A Couple of Pre-Schoolers Walk Into a Music Room

That's what happened here yesterday (actually, three).  The only rule is that there is to be no speaking in the piano area unless absolutely necessary.  Percussion instruments of various kinds are scattered around and the children are invited to join me in music as they desire.

So I begin--wrong, I did not begin.  The oldest (4 1/2) began rhythmic drumming on the drum she had brought.  So I joined her, playing a modern march for children from Lowell Liebermann's brilliant Album for the Young.  I segued into other less obviously square rhythms, one in 5/4, then a free-wheeling Serenade by Grieg with all kinds of ritards and dynamic extremes.  I pay no attention to the children, only to the sounds they make while I play, and I am continually astonished at the degree to which they are with me--not in the obvious sense of keeping the beat, but responding to highs and lows, registral as well as dynamic.

Sensing a heightened level of attentiveness I launch into Schumann's Geschwindmarsch.  The little girl gets it and, at Schumann's audible invitation, turns herself into a panther, hiding then pouncing, just as the music does.  Delighted, I broke the rule to say so.

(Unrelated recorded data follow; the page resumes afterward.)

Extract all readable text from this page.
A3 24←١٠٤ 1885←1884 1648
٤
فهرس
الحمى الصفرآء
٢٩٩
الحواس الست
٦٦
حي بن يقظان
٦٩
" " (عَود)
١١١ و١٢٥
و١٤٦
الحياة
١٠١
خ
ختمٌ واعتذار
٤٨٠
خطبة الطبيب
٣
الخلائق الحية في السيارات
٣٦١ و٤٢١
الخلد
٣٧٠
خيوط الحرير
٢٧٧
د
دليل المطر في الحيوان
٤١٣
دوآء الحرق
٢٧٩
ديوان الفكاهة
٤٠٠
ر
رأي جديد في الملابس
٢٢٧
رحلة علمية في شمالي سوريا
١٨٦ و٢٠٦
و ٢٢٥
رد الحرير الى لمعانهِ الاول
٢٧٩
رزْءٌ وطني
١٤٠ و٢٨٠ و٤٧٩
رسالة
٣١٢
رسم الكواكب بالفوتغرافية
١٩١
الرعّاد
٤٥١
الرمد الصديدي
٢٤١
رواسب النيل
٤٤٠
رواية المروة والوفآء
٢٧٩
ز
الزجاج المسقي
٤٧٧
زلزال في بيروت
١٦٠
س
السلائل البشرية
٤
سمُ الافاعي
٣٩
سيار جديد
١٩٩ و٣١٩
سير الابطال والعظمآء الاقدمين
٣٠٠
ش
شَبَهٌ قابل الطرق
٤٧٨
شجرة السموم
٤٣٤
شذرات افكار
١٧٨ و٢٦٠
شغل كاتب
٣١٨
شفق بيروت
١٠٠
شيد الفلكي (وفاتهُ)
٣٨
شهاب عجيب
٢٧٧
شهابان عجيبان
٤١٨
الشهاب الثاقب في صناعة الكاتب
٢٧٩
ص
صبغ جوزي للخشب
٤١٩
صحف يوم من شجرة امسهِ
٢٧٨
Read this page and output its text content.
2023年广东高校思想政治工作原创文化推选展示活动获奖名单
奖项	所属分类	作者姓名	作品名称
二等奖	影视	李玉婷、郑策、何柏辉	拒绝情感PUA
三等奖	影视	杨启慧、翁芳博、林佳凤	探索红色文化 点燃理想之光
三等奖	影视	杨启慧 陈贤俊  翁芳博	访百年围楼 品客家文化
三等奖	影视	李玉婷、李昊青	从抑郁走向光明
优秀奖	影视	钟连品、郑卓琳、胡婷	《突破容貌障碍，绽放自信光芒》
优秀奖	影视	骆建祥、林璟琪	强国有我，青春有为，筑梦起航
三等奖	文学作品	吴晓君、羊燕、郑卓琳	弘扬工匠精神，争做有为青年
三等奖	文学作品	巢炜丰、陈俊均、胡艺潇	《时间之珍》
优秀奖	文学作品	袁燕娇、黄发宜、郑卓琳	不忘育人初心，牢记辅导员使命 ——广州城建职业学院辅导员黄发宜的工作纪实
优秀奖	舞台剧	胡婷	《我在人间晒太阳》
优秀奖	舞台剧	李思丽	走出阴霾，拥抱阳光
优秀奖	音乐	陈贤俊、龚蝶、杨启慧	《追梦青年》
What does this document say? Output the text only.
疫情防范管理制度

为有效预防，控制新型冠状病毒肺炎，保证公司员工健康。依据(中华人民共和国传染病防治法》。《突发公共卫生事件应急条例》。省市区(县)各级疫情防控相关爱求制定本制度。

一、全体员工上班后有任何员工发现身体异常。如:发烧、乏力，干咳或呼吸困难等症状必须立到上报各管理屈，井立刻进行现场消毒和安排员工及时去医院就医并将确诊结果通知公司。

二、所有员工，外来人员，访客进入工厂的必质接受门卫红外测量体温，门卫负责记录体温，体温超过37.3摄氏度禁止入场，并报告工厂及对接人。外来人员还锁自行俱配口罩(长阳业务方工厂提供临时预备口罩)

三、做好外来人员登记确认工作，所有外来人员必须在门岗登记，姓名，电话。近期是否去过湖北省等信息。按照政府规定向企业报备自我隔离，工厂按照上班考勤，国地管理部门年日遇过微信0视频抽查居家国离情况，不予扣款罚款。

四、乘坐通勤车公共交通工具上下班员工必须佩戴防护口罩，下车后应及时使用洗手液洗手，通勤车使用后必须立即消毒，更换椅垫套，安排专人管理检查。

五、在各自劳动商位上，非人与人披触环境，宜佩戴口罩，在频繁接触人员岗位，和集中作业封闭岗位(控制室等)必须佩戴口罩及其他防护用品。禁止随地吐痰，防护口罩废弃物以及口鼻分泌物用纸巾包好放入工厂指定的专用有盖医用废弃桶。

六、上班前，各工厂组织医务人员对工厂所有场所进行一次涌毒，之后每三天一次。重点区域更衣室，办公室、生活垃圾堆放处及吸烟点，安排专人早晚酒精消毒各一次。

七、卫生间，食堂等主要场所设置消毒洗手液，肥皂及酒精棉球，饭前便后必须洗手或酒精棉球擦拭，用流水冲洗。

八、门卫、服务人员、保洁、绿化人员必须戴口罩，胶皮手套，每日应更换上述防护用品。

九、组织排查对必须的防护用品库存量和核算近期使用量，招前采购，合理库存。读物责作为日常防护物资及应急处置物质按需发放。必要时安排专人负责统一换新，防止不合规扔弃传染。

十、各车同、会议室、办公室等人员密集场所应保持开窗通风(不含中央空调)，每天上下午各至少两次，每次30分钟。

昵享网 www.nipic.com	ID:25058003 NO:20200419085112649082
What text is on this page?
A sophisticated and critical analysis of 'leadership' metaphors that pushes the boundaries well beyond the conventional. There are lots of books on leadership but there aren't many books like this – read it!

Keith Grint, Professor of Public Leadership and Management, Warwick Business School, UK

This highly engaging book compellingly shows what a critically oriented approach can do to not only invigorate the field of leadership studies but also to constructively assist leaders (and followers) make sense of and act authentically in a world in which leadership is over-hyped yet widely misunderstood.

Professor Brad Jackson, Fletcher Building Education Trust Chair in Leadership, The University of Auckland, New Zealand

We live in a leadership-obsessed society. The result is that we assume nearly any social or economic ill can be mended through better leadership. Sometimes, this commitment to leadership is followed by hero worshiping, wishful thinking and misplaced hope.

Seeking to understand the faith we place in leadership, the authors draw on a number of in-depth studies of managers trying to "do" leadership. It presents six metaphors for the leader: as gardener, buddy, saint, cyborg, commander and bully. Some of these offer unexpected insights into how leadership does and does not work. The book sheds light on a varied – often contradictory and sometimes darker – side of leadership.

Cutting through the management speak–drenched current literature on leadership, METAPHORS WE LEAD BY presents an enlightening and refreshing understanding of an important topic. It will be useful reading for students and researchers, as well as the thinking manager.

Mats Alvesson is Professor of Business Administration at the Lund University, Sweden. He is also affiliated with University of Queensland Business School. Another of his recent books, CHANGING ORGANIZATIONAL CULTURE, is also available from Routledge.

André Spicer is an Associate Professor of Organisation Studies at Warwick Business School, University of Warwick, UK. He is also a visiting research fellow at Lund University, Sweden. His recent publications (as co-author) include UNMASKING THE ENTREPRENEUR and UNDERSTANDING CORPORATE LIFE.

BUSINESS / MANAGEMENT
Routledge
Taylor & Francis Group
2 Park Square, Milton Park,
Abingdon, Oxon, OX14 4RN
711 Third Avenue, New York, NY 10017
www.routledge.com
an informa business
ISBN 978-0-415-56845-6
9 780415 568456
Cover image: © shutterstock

Meanwhile the two others, younger (one not quite 2) had become quietly fascinated with other objects in the room.  Were they listening?
Who knows?

I suspect they were because one of them announced that he was tired.  (See Sept. 12 post "A Young Listener Gets Tired" -- my most-read blog post ever.) I completely agreed with him that an awful lot had been happening.  So we changed course.

Unable to get them interested in singing Down in the Valley with a pianistic wind accompaniment (invented by a young student years ago), I sat one child on my lap, had him rest his hands on mine and played the Sicilienne by Alfredo Casella which ends, as do many of his pieces, with a tone cluster, played by the child.  Naturally the other older child wanted a turn, so we did it for Casella's Bolero.  Then we wound down and called it a day.

It might have baffled a parent to witness this mildly chaotic environment of active listening.  Listening to good music live should evoke a kaleidoscopic chaos of response.  No one should have to start out on a lifetime of musical involvement by sitting still (heaven forbid!) or even with pre-organized responses, like steady beats (there goes the vitality!).